A Answer Guide

This page contains the answers to the reflection questions asked in the student guide. If you discover a mistake or have a suggestion for additional or alternate reflection questions, please contact us through our Discourse Channel or submit an issue on our GitHub repository.

What is some information saved in a .fasta object that RStudio tells us that we don’t get from a .phyDat object?

The .fasta object also tells us at least some of the names of the samples in the fasta file, as well as the average base composition of all the sequences and how big the fasta file is.

How many omicron sequences are there in the second file (loaded into the object spike.omicron)?

There are four omicron sequences in the second file.

Do you think there is more variability in the omicron sequences than in other variants (alpha, beta, delta, and gamma)? Why or why not?

While adding the omicron sequences to the fasta file increases the number of site patterns in the sequences, this doesn’t necessarily mean the omicron sequences have more variability among each other than the other sequences. The omicron sequences may just be very different from the other variants.

Which variant(s) is the most distantly related to the original Wuhan reference sequence?

All the variants other than the alpha variant share the same most recent common ancestor with the original Wuhan reference sequence, thus they are all equally distant relatives of the Wuhan reference sequence.

Which variant shares the most recent common ancestor with the omicron variants? What does this mean for determining where the omicron variant came from?
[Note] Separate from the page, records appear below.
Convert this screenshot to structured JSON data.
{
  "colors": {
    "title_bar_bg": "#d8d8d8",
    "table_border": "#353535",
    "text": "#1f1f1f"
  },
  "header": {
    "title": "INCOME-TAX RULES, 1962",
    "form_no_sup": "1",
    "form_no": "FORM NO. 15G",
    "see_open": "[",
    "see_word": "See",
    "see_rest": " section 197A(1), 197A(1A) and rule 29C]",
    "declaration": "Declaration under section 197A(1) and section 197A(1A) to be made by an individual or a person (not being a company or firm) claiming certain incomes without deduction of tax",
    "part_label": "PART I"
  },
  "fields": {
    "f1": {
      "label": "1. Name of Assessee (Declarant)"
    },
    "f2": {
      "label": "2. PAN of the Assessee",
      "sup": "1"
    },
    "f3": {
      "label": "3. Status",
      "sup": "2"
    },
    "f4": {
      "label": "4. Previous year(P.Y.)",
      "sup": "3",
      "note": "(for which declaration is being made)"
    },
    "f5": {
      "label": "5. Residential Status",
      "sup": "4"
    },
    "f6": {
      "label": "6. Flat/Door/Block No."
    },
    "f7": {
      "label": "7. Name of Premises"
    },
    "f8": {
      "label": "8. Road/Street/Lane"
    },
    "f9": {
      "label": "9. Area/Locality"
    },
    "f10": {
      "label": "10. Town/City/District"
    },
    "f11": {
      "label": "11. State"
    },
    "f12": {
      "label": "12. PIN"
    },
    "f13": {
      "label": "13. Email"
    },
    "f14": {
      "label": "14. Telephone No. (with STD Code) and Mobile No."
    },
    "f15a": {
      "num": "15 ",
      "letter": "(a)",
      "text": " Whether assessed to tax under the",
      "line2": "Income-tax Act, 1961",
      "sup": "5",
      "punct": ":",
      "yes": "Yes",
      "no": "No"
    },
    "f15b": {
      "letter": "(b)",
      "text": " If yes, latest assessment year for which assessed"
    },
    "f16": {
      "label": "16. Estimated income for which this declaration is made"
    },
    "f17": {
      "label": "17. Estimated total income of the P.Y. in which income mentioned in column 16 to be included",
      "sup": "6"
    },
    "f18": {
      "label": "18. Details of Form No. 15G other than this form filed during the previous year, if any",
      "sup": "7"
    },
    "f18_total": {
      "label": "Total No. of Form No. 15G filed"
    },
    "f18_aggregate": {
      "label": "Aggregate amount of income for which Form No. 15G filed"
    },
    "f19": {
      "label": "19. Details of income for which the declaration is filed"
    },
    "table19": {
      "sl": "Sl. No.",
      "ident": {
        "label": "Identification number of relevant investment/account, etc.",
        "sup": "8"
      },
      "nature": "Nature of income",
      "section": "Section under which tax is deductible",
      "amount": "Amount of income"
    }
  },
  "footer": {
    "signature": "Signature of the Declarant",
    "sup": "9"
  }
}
The beta variant shares the most recent common ancestor with the omicron variants. This suggests that the omicron variant probably evolved from an ancestor of the beta branch.

what is the branch length distance between the beta variant and the alpha variant?

The branch length distance between the beta variant and the alpha variant is 13.

What is the longest branch length in the tree? What does this mean for the number of mutations (compared to the Wuhan reference sequence) seen in that variant versus the others?

The longest branch length is 12, leading to the gamma variant. The gamma variant has a greater number of mutations compared to the Wuhan reference sequence than the others.

Did adding the omicron samples change the branch length distances between the original five samples? What is the branch length distance between the alpha and beta variants now?

Adding the omicron samples did not really change the branch lengths between the original five sequences. The distance between the alpha and beta variants is still 13.

What is the length of the branch connecting the omicron group to the rest of the tree?

The length of the branch connecting the omicron variants to the rest of the tree is 15.

The covid vaccines were originally designed based on the Wuhan reference sequence of the spike protein. The immune system learns to recognize the spike protein from the vaccine and can identify and destroy any invading Covid-19 viruses. Using what you have learned about the phylogenetic tree of SARS-CoV-2 variants, can you explain why these initial vaccines were less effective at protecting against the omicron variants than they were against the delta variant?

The distance between any of the omicron variants and the Wuhan reference variant is much larger than the distance between the delta variant and the Wuhan reference sequence. This tells us the omicron spike protein sequence has mutated more in the omicron variants, so the spike protein probably doesn’t look as much like the spike protein the vaccines train the immune system to recognize (compared to the delta variant spike proteins).

Based on the information from the phydat files for the spike protein dataset and the membrane protein dataset, is there the same amount of variation in each protein-coding region?

No, there is much less variation in the membrane protein-coding region than in the spike protein-coding region.

Do you think the spike protein dataset or the membrane protein dataset contains a greater number of phylogenetically-informative sites?

The spike protein dataset contains a greater number of phylogenetically-informative sites.

Is the tree built from the membrane protein data the same as the tree built from the spike protein data?

The tree built from the membrance protein data looks very different from the tree built from the spike protein data. The relationships are much less resolved.

Why is a greater number of phylogenetically-informative sites better for tree building?

A greater number of phylogenetically-informative sites results in more resolution among the taxa in the tree.